« Le droit à l’oubli ... »

publié le dimanche 17 mai 2009
Partagez cet article :


publicité

Bonjour,

L’actualité de cette semaine a mis au jour un fait divers dont plus personne ne se souvient, et pour cause, cela s’est déroulé il y a 29 ans. Plusieurs crimes, quatre au total, ont été commis dans l’Essonne autour de la N20. Mais au détour d’un sellé dans cette affaire, un mouchoir souillé a été exhumé et a révélé dans l’ADN contenu dans celui-ci l’identité du criminel présumé, un homme aujourd’hui âgé de 46 ans. On pourrait se dire que les progrès de la science permettent dorénavant d’élucider des affaires qui ne l’auraient pas été il y a encore quelques années. On pourrait penser que de nombreux criminels qui pensaient échapper à la justice doivent trembler à l’idée d’être rattrapés. On pourrait penser encore que de nombreuses familles de victimes vont enfin, grâce à la science, pouvoir commencer un processus de deuil. Il n’en est rien.

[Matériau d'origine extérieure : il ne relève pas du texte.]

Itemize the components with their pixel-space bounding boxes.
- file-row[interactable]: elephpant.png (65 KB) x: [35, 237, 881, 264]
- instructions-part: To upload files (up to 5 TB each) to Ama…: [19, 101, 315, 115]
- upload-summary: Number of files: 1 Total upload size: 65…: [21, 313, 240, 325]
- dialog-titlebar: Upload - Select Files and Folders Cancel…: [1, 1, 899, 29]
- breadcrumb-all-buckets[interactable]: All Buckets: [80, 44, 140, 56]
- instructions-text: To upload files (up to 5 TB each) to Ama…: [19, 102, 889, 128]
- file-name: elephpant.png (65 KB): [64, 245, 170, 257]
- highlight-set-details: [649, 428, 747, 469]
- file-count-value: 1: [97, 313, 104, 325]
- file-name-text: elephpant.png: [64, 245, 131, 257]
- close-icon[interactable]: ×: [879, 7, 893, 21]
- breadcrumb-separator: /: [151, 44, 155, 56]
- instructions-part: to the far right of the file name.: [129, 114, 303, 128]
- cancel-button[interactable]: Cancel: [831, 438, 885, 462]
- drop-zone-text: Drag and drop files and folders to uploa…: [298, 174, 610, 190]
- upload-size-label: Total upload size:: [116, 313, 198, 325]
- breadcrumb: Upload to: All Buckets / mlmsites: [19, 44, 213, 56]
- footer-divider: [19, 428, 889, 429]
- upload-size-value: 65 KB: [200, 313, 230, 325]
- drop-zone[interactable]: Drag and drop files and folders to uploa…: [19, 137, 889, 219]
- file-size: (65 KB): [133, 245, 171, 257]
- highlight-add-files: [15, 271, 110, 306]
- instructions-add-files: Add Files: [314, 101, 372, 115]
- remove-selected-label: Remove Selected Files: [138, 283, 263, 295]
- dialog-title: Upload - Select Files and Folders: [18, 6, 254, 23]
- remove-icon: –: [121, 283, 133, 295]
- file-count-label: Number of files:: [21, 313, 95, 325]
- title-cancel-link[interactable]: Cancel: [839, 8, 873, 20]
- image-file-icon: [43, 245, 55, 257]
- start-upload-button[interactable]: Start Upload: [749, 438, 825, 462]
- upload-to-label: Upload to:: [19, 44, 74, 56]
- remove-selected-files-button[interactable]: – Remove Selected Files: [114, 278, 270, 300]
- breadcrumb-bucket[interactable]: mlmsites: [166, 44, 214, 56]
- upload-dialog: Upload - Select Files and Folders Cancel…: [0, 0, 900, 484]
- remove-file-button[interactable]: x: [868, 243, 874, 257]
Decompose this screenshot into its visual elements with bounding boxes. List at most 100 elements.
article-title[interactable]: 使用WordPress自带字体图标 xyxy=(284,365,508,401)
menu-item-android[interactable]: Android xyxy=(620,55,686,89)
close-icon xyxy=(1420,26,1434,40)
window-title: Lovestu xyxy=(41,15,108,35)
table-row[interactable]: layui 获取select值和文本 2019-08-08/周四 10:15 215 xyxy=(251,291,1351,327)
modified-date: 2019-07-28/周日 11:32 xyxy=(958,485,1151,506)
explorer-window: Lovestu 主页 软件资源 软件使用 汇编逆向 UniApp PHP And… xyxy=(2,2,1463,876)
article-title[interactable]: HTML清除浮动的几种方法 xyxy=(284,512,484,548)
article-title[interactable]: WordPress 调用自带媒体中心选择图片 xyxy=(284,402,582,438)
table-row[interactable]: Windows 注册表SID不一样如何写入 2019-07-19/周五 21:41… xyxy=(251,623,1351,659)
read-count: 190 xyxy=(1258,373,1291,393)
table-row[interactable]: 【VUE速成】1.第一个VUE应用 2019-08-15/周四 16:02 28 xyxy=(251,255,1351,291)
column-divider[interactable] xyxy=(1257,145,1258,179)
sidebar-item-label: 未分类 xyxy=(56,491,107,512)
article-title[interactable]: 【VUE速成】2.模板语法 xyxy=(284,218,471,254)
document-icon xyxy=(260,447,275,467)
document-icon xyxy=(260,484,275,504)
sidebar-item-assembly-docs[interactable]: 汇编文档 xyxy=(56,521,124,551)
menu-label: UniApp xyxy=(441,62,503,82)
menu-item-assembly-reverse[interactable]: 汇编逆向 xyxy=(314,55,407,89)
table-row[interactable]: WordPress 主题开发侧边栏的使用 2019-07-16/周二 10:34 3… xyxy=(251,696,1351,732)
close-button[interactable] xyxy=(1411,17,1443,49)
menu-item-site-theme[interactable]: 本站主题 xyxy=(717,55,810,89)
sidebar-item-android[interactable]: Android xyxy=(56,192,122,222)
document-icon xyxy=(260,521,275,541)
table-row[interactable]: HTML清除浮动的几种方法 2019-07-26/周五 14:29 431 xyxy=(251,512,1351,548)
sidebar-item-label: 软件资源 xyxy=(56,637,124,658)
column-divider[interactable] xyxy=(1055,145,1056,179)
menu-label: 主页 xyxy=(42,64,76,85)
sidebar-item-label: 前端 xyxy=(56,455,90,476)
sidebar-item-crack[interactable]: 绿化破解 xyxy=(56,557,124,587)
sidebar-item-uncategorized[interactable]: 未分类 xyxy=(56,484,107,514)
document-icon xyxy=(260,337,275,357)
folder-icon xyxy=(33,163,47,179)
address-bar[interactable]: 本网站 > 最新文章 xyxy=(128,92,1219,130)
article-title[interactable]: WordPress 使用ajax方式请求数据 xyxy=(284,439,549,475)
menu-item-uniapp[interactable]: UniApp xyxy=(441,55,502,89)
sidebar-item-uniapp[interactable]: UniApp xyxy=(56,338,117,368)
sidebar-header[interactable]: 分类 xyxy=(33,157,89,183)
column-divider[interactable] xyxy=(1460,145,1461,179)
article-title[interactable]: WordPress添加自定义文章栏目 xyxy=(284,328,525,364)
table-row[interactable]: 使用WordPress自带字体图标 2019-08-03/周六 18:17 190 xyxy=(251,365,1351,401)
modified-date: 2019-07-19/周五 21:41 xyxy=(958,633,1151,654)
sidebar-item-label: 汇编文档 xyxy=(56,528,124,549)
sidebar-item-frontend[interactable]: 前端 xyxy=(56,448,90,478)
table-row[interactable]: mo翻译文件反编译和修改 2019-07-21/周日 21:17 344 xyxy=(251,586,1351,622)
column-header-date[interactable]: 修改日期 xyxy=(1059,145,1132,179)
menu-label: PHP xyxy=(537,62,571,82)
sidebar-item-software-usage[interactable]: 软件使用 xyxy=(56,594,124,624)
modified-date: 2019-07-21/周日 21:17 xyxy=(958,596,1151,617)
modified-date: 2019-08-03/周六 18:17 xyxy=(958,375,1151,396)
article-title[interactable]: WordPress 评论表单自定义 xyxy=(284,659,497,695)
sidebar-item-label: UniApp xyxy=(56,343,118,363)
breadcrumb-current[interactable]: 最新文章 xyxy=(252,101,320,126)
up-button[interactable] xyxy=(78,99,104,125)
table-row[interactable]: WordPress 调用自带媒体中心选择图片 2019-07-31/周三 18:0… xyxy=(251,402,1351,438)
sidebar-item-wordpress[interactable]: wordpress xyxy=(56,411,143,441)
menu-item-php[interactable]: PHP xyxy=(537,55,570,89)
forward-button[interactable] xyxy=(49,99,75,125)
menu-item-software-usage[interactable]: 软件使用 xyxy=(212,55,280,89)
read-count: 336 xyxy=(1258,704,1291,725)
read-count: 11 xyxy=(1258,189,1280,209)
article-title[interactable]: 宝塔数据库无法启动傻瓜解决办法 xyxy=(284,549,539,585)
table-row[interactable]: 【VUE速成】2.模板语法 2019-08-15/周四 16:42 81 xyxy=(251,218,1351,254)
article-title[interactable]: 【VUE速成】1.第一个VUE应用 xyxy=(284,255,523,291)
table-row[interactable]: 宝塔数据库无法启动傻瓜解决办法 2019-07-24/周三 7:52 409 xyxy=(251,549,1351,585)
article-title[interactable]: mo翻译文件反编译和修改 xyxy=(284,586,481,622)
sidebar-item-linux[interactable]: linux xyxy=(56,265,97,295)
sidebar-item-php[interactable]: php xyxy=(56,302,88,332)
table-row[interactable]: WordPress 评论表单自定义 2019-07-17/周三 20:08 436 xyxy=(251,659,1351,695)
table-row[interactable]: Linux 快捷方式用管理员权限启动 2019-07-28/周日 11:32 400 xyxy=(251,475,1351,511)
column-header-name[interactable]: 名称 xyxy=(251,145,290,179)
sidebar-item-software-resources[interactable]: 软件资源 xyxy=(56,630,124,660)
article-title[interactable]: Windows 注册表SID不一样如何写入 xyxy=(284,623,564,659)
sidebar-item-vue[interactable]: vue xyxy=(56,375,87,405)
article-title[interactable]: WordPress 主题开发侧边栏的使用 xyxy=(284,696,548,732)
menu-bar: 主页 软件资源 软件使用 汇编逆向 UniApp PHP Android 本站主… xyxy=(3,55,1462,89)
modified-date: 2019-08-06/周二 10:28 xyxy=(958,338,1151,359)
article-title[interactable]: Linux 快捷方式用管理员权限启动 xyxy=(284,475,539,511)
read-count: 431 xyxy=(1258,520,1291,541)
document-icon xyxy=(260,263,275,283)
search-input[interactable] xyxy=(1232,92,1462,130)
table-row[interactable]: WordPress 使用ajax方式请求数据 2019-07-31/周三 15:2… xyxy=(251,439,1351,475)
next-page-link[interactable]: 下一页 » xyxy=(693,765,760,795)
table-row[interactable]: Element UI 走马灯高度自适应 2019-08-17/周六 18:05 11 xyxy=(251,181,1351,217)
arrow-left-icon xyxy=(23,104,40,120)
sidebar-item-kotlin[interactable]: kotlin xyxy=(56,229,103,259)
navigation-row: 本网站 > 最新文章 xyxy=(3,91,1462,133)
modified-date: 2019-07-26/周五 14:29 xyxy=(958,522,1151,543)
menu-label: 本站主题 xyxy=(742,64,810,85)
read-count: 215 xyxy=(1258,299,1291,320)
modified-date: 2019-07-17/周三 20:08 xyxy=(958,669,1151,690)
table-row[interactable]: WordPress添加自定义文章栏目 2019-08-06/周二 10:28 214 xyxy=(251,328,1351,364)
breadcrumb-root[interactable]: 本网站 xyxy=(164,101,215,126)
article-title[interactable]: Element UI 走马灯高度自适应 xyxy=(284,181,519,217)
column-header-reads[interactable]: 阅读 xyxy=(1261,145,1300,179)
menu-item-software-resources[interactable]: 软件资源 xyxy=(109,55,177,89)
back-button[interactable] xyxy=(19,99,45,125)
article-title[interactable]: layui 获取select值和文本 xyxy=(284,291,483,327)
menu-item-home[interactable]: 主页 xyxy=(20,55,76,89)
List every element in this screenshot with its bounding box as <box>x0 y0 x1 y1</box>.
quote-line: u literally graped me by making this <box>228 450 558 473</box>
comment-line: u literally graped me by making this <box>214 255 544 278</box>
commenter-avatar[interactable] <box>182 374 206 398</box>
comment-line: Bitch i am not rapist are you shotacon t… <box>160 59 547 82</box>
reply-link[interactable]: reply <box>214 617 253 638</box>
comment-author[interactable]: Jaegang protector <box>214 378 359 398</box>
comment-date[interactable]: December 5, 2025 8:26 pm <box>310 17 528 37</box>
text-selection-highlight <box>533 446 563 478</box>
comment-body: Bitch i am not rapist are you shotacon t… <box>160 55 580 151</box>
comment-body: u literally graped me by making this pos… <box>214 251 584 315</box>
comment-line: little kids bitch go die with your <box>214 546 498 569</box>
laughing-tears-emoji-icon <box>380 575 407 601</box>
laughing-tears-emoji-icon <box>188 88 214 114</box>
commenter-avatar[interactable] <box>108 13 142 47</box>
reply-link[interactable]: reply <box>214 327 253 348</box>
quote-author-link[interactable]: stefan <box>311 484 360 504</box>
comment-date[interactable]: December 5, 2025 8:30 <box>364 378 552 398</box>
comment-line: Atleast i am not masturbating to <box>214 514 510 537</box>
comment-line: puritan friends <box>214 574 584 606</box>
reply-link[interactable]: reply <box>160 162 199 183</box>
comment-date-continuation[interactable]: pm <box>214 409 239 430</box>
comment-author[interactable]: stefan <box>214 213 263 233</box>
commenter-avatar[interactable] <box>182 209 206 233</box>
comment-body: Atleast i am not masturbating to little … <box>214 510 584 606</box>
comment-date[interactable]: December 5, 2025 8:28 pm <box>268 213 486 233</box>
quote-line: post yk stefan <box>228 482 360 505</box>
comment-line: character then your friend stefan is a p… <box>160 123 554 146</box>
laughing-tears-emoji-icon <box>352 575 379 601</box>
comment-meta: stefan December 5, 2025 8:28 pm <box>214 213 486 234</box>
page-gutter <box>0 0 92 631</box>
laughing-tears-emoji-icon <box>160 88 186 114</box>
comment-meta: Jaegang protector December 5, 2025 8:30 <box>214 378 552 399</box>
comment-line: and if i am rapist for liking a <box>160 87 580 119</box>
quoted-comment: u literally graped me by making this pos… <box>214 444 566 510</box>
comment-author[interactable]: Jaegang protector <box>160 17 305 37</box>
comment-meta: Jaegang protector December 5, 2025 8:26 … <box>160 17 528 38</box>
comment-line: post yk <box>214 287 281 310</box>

Dans le droit français, comme dans la majorité des pays, à l’exception de l’Angleterre, des Etats-Unis et...d’Israël, il y a une notion juridique qui vient contrarier l’exercice de la justice : la prescription. Un crime en France ne peut être poursuivi au-delà d’un délai de 10 ans au terme de l’instruction. C’est le cas dans ces meurtres de l’Essonne. Seuls les crimes contre l’humanité sont imprescriptibles.

Voilà donc un criminel, retrouvé 29 années après les faits, identifié, placé en garde à vue, mais qui ressortira libre sans être inquiété tout simplement parce que le droit français ne peut plus engager de poursuites ou d’actions judiciaires contre lui. Il bénéficie de ce que l’on appelle la prescription extinctive. Cela ne signifie nullement qu’il ne soit coupable de ces faits, cela signifie simplement que bien que reconnu coupable et responsable, la justice est impuissante. Ce criminel a le droit à l’oubli, telle est l’expression communément utilisée. On comprend l’émotion des familles de victimes.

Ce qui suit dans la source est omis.